In this module, you learned about the medical education system and
requirements of licensing. As you can imagine, the competency of
medical professionals is very important. Issues can arise when medical
personnel do not meet the minimum requirements for a position. An
awareness of the competency dilemmas that can occur in a professional
career can limit the damage that can arise from them.
Increasing public demand for protection, coupled with the growth in
the number and sophistication of fraudulent practitioners over the past
2 decades, has resulted in stronger and more complex licensing boards
and licensing statutes throughout the country. Examples of medical
misconduct include, but are not limited to:
- practicing as a healthcare professional fraudulently
- practicing with gross incompetence or medical negligence
- practicing while impaired by alcohol, drugs, physical or mental disability
- being convicted of a crime
Read the case scenarios below and in a 1-2 page paper, written in APA format, address the items below for each scenario:
- Explain the incompetency of the health care professional (if any).
- Explain a possible solution to address the area of
incompetency, such as reporting the behavior to a supervisor, etc.
Case Scenario 1: Educational Concerns
You are a nurse working in a local hospital with a physician
for over a year. The hospital decides to add physician biographies
to the hospital's website. The physician has not been proactive in
renewing her medical license or participating in continuing medical
education (CME). The physician's supervisor has asked her to submit a
copy of her license and CMEs but the physician has not yet complied.
During lunch one day, the physician mentioned to you that she did
not have a current medical license or continuing education credits,
but she was practicing medicine anyway. She told you that getting a
current license was not her priority at the time, and that she would
get it in the future. She stated that she was going to continue to
see her patients, even though she was not licensed to do so.
Case Scenario 2: Medical Malpractice
You are an ER nurse and have been assigned to a patient who
has just walked in. The patient presents with a broken arm and is
bleeding profusely. The doctor on call mentions to you that he is not
skilled in addressing broken arms and does not know what to do.
Instead of calling in another medical professional, he decides to treat
the patient anyway. He leaves the patient in the room for hours while
he looks at medical books and researches broken arms on the
Internet. During this time, you are in the room with the patient
trying to stop the bleeding. When the doctor finally comes into the
room to see the patient, he immediately grabs the arm without
stabilizing it. The physician does not order x-rays or additional
tests, but instead decides to put a cast on the arm and send the
Case Scenario 3: Theft from a Patient
You work in an outpatient clinic with a nurse named Mary.
You have noticed that every time you work with Mary, the patients who
are receiving treatment (or their families) report that something
valuable is missing from their room. These missing items include
patient money, property, medicine, or other items of sentimental
value. One day you received a complaint from a patient who could not
find her wedding ring. She described key features of the wedding ring
to you, and you took notes to file in a report. During your shift
the next day, you noticed that Mary had on a new ring. In fact, it
looked exactly like the ring the patient described to you the
previous day. When you asked Mary about the ring, she blushed and became
hesitant when answering your questions. Since you have no proof, you
shrug off the event and go on with your day.

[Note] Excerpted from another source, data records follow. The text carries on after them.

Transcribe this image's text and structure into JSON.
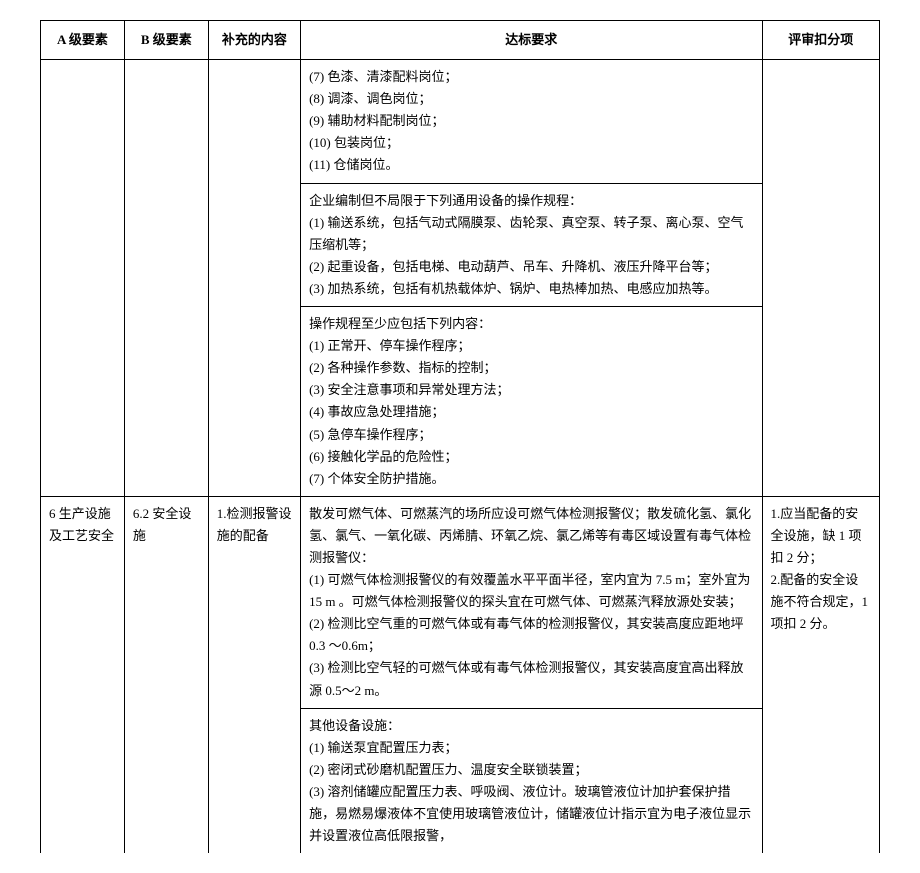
{
  "headers": {
    "colA": "A 级要素",
    "colB": "B 级要素",
    "colC": "补充的内容",
    "colD": "达标要求",
    "colE": "评审扣分项"
  },
  "row1": {
    "d": {
      "l1": "(7) 色漆、清漆配料岗位；",
      "l2": "(8) 调漆、调色岗位；",
      "l3": "(9) 辅助材料配制岗位；",
      "l4": "(10) 包装岗位；",
      "l5": "(11) 仓储岗位。"
    }
  },
  "row2": {
    "d": {
      "l1": "企业编制但不局限于下列通用设备的操作规程：",
      "l2": "(1) 输送系统，包括气动式隔膜泵、齿轮泵、真空泵、转子泵、离心泵、空气压缩机等；",
      "l3": "(2) 起重设备，包括电梯、电动葫芦、吊车、升降机、液压升降平台等；",
      "l4": "(3) 加热系统，包括有机热载体炉、锅炉、电热棒加热、电感应加热等。"
    }
  },
  "row3": {
    "d": {
      "l1": "操作规程至少应包括下列内容：",
      "l2": "(1) 正常开、停车操作程序；",
      "l3": "(2) 各种操作参数、指标的控制；",
      "l4": "(3) 安全注意事项和异常处理方法；",
      "l5": "(4) 事故应急处理措施；",
      "l6": "(5) 急停车操作程序；",
      "l7": "(6) 接触化学品的危险性；",
      "l8": "(7) 个体安全防护措施。"
    }
  },
  "row4": {
    "a": "6 生产设施及工艺安全",
    "b": "6.2 安全设施",
    "c": "1.检测报警设施的配备",
    "d": {
      "l1": "散发可燃气体、可燃蒸汽的场所应设可燃气体检测报警仪；散发硫化氢、氯化氢、氯气、一氧化碳、丙烯腈、环氧乙烷、氯乙烯等有毒区域设置有毒气体检测报警仪：",
      "l2": "(1) 可燃气体检测报警仪的有效覆盖水平平面半径，室内宜为 7.5 m；室外宜为 15 m 。可燃气体检测报警仪的探头宜在可燃气体、可燃蒸汽释放源处安装；",
      "l3": "(2) 检测比空气重的可燃气体或有毒气体的检测报警仪，其安装高度应距地坪 0.3 ～0.6m；",
      "l4": "(3) 检测比空气轻的可燃气体或有毒气体检测报警仪，其安装高度宜高出释放源 0.5～2 m。"
    },
    "e": {
      "l1": "1.应当配备的安全设施，缺 1 项扣 2 分；",
      "l2": "2.配备的安全设施不符合规定，1 项扣 2 分。"
    }
  },
  "row5": {
    "d": {
      "l1": "其他设备设施：",
      "l2": "(1) 输送泵宜配置压力表；",
      "l3": "(2) 密闭式砂磨机配置压力、温度安全联锁装置；",
      "l4": "(3) 溶剂储罐应配置压力表、呼吸阀、液位计。玻璃管液位计加护套保护措施，易燃易爆液体不宜使用玻璃管液位计，储罐液位计指示宜为电子液位显示并设置液位高低限报警，"
    }
  }
}
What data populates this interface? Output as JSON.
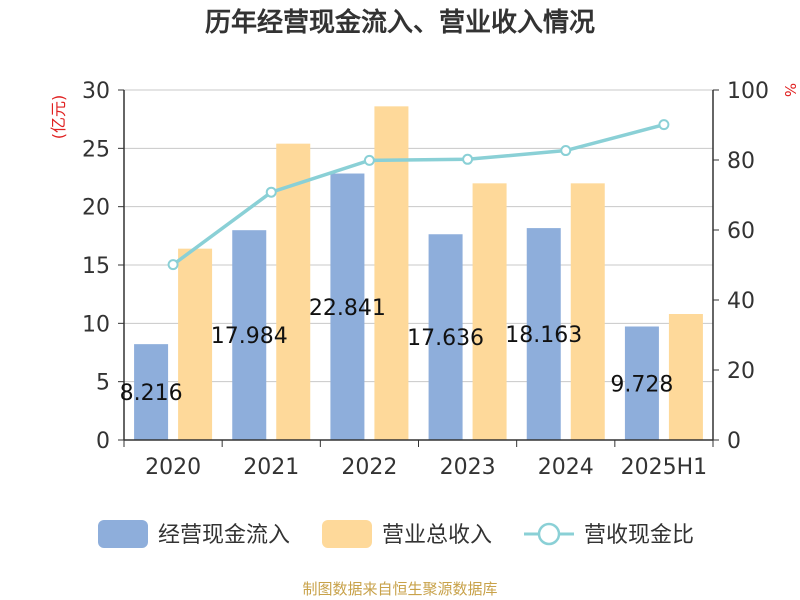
{
  "chart_data": {
    "type": "bar",
    "title": "历年经营现金流入、营业收入情况",
    "y_left_label": "(亿元)",
    "y_right_label": "%",
    "categories": [
      "2020",
      "2021",
      "2022",
      "2023",
      "2024",
      "2025H1"
    ],
    "y_left_ticks": [
      "0",
      "5",
      "10",
      "15",
      "20",
      "25",
      "30"
    ],
    "y_right_ticks": [
      "0",
      "20",
      "40",
      "60",
      "80",
      "100"
    ],
    "ylim_left": [
      0,
      30
    ],
    "ylim_right": [
      0,
      100
    ],
    "grid": true,
    "legend_position": "bottom",
    "series": [
      {
        "name": "经营现金流入",
        "type": "bar",
        "axis": "left",
        "color": "#8eaedb",
        "values": [
          8.216,
          17.984,
          22.841,
          17.636,
          18.163,
          9.728
        ],
        "labels": [
          "8.216",
          "17.984",
          "22.841",
          "17.636",
          "18.163",
          "9.728"
        ]
      },
      {
        "name": "营业总收入",
        "type": "bar",
        "axis": "left",
        "color": "#fed99a",
        "values": [
          16.4,
          25.4,
          28.6,
          22.0,
          22.0,
          10.8
        ]
      },
      {
        "name": "营收现金比",
        "type": "line",
        "axis": "right",
        "color": "#8ad0d6",
        "values": [
          50.1,
          70.8,
          79.9,
          80.2,
          82.7,
          90.1
        ]
      }
    ]
  },
  "footer": "制图数据来自恒生聚源数据库"
}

The next day, you are taking the vitals of a patient who is
about to have surgery. The patient is sleeping soundly while you are
taking their vitals. You notice a necklace and ring lying on the table
next to the patient. You exit the room, and Mary immediately enters
the room after you (you wave to her as you pass by). As you sit down
at your desk, you notice that you left something in the patient's
room. You immediately go back in to retrieve it, and you bump into
Mary exiting the room. You grab what you went in the room for and
while doing so, you glance over again at the table next to the
patient. The necklace and ring you saw there earlier are gone. You
glance at the patient, who is still asleep, and exit the room.